What if your friend, family member or colleague believes it possible that 5G is used to infect civilians with the coronavirus? Or that the virus is actually a conspiracy to control the world’s population? Discussions about this can just get out of hand. How do you enter into a dialogue without the disagreement leading to a break? Two experts provide tips.
Conspiracy thinkers are quickly dismissed as ‘crazy people’ or people who get carried away by unreliable sources. In times of corona, some are even labeled ‘covidiots’. But rejecting anything that comes close to a conspiracy in advance will probably only lead to more radicalization in the other, says Jaron Harambam, sociologist at KU Leuven.
In recent years, Harambam spoke with a large group of people from the conspiracy world for his doctoral research. Based on the lessons he learned, the sociologist encourages everyone to talk as openly as possible about conspiracy theories. Not only to prevent further polarization, but also to not lose sight of the questions that conspiracy thinkers ask.
Harambam is all about the open attitude. “You don’t have to believe the conspiracy story. But when you dismiss a conspiracy story about 5G as a conspiracy, you may no longer ask whether that technology is safe or desirable for other reasons.”
What is conspiracy thinking anyway?
- The difference between critical thinking and conspiracy thinking lies in the extent to which someone explains a situation by pointing to the malicious intentions of a group that is secretly colluding, says radicalization expert Jelle van Buuren. Jaron Harambam adds another condition: science and other authoritative institutions must judge conspiracy theory as false.
Think about why you are talking to
In times of uncertainty and much change, conspiracy theories thrive. “Corona is a perfect storm in that respect,” says Jelle van Buuren, radicalization expert and assistant professor at Leiden University. When society changes drastically and we are dependent on each other – as in the corona crisis – it is not surprising that conversations with recalcitrant conspiracy thinkers lead to heated debate.
First, Harambam recommends taking a step back. “Find out for yourself what you want to achieve with the conversation,” says the sociologist. Do you want to prove him wrong? Or just restore daily contact?
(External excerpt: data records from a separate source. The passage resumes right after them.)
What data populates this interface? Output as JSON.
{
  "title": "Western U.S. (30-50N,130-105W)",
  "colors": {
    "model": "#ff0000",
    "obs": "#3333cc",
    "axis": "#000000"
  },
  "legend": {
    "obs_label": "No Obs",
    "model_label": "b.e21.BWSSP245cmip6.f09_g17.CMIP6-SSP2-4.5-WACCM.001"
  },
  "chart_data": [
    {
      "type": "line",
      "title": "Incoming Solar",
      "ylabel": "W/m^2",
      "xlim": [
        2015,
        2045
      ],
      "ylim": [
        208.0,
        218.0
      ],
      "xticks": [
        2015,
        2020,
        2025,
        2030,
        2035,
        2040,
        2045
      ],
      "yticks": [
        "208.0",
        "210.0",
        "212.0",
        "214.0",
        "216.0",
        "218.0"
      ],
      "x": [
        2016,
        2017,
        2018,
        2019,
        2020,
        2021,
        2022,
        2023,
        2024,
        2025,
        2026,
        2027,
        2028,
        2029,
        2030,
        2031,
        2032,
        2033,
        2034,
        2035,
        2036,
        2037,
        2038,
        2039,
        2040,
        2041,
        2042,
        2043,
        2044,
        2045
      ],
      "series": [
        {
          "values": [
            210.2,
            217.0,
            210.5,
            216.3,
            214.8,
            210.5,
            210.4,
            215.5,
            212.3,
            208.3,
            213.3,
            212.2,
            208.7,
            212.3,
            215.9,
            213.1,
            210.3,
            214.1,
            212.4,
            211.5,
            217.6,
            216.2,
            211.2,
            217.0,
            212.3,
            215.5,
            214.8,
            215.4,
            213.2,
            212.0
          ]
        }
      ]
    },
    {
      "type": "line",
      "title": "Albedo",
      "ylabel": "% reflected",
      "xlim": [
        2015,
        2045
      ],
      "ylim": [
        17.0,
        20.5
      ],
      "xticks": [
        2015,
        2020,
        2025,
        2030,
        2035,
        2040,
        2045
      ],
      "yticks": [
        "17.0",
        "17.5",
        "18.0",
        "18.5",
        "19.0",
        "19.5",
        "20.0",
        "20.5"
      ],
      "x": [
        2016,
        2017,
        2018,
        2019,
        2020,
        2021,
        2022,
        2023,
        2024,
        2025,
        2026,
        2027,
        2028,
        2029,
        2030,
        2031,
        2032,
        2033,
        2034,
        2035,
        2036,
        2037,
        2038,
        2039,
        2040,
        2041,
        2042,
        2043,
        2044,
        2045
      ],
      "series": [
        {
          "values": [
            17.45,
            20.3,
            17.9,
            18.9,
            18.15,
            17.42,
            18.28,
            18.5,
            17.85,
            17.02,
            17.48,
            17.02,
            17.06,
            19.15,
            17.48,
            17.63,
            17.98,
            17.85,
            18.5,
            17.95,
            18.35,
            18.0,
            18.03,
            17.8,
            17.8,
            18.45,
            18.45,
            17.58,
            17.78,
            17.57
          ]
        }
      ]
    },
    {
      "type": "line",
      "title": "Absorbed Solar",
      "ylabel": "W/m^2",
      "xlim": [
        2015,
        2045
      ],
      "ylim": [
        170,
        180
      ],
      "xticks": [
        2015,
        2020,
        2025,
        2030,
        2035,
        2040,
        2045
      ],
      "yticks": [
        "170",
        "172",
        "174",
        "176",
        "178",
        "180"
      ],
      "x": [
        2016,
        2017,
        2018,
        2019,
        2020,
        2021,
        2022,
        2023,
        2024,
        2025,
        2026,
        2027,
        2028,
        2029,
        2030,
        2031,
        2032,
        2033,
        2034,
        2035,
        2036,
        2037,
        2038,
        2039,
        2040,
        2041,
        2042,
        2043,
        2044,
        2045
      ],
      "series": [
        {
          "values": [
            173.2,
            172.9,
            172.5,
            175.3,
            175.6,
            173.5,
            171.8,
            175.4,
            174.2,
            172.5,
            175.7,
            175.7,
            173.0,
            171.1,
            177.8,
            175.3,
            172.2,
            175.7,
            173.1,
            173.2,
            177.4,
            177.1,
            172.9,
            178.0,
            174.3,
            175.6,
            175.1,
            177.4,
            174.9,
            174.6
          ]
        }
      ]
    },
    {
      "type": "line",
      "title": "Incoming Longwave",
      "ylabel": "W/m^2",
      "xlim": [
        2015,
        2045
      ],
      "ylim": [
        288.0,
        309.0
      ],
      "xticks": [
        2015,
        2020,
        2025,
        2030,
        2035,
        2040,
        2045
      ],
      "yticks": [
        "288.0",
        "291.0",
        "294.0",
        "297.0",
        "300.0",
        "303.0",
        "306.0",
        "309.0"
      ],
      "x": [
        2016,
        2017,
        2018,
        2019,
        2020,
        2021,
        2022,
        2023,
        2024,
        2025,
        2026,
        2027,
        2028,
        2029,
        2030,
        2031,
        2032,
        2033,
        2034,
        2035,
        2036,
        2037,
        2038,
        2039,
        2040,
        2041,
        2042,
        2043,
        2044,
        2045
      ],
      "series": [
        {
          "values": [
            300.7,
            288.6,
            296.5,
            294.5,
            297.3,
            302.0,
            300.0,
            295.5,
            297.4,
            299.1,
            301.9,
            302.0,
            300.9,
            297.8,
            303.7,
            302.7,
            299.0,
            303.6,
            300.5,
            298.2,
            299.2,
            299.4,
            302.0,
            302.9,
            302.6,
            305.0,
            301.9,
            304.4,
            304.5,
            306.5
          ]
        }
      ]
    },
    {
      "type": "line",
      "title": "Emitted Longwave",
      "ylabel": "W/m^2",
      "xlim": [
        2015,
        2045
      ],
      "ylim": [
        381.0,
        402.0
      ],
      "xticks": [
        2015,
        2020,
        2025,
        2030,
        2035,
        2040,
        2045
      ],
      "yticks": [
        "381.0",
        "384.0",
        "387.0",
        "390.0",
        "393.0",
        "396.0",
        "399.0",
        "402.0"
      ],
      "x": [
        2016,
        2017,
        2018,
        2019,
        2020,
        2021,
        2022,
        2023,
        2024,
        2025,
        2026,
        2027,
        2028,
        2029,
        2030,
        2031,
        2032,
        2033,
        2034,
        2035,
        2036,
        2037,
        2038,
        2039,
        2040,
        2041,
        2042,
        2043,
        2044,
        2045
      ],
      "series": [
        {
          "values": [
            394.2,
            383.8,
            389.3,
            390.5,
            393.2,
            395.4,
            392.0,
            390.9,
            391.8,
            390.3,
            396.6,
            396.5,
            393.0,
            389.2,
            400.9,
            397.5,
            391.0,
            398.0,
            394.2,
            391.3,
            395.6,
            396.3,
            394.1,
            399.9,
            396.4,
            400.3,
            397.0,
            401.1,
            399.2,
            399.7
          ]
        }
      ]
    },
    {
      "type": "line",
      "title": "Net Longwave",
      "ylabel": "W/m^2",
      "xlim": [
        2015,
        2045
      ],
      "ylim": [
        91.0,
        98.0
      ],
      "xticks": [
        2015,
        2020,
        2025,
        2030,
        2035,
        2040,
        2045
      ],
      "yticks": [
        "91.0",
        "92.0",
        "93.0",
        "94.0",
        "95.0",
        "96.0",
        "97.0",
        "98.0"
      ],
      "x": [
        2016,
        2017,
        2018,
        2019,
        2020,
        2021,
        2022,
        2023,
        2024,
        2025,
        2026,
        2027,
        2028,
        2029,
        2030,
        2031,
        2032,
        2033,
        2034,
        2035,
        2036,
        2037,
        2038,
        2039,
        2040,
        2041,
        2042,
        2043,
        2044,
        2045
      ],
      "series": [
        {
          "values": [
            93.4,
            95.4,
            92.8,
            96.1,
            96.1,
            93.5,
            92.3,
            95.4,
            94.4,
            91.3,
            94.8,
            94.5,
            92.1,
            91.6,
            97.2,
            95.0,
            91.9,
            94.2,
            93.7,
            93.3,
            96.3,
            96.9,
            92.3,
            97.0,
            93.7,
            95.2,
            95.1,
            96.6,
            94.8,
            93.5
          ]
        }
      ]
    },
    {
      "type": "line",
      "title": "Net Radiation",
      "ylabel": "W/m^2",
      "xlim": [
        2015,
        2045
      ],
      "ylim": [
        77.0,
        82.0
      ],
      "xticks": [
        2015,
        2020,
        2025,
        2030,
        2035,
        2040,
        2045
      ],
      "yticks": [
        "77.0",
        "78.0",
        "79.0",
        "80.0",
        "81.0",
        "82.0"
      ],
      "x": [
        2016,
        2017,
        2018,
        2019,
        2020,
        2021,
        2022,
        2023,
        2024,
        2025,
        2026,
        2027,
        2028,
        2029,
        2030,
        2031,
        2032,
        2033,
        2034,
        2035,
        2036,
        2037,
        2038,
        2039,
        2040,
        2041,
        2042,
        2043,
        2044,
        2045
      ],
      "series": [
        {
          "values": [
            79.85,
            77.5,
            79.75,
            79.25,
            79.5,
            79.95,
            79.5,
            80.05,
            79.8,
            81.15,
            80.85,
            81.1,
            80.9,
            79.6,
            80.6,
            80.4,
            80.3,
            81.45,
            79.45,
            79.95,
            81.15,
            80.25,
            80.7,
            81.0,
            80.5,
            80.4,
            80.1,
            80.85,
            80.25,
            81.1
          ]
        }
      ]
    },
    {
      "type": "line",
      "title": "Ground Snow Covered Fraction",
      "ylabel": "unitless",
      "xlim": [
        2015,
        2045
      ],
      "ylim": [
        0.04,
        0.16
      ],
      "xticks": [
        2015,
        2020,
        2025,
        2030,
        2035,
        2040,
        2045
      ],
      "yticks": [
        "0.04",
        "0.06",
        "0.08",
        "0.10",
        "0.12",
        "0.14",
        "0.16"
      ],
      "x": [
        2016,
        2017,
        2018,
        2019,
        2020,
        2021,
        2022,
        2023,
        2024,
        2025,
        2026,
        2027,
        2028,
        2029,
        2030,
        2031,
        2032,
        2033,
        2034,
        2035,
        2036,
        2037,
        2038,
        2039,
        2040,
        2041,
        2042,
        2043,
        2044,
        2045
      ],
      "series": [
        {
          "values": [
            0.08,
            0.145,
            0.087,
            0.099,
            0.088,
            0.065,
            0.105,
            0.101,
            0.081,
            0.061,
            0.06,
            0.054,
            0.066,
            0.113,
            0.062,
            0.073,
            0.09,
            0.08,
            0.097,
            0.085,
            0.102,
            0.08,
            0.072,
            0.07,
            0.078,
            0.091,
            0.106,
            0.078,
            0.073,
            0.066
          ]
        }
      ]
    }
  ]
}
It probably will not make sense to immediately undermine the conspiracy theory or, for example, come up with sources, says Harambam. This can be done at a later time when enough confidence has been built up again.
Immerse yourself in the other
“The way of connecting is extremely important,” says Harambam. “Conspiracy thinkers are often already in a dynamic of feeling misunderstood and living in a society where there is a stigma on their thinking. Therefore avoid the word conspiracy or descriptions such as ‘bizarre’, ‘irrational’ or ‘dangerous’, but ask open questions. without having an opinion about it. Why do you think this? How about it and where did you come across it? “
“When it comes to racism, anti-Semitism or violent fantasies, for example, you can and should draw a line there.”
Jelle van Buuren, radicalization expert
“It is important to read through the rules of the conspiracy story and look at what lies behind it,” says Van Buuren. “This is often uncertainty, fear, distrust and the search for guidance. You can talk about that in an equal way, because everyone knows and recognizes those kinds of feelings.”
Conspiracy thinkers identify as critical thinkers and have often had quite a research adventure, the sociologist adds. “So let them be critical of their own sources and ideas and delve into them themselves. If it all turns out to be nonsense, you don’t have to believe it. But when you get into those research dynamics together, it really creates a bond. . “
Set your limits
“Your concerns, feelings and wishes also have a place,” Harambam emphasizes. And you can express that too. Then express it from yourself as much as possible: what are your concerns about the other person’s story?
“When it comes to racism, anti-Semitism or violent fantasies, for example, you can and should draw a line,” says Van Buuren. “But then it is not so much about the conspiracy story, as about matters that do not belong in a democratic society and at a certain point are punishable.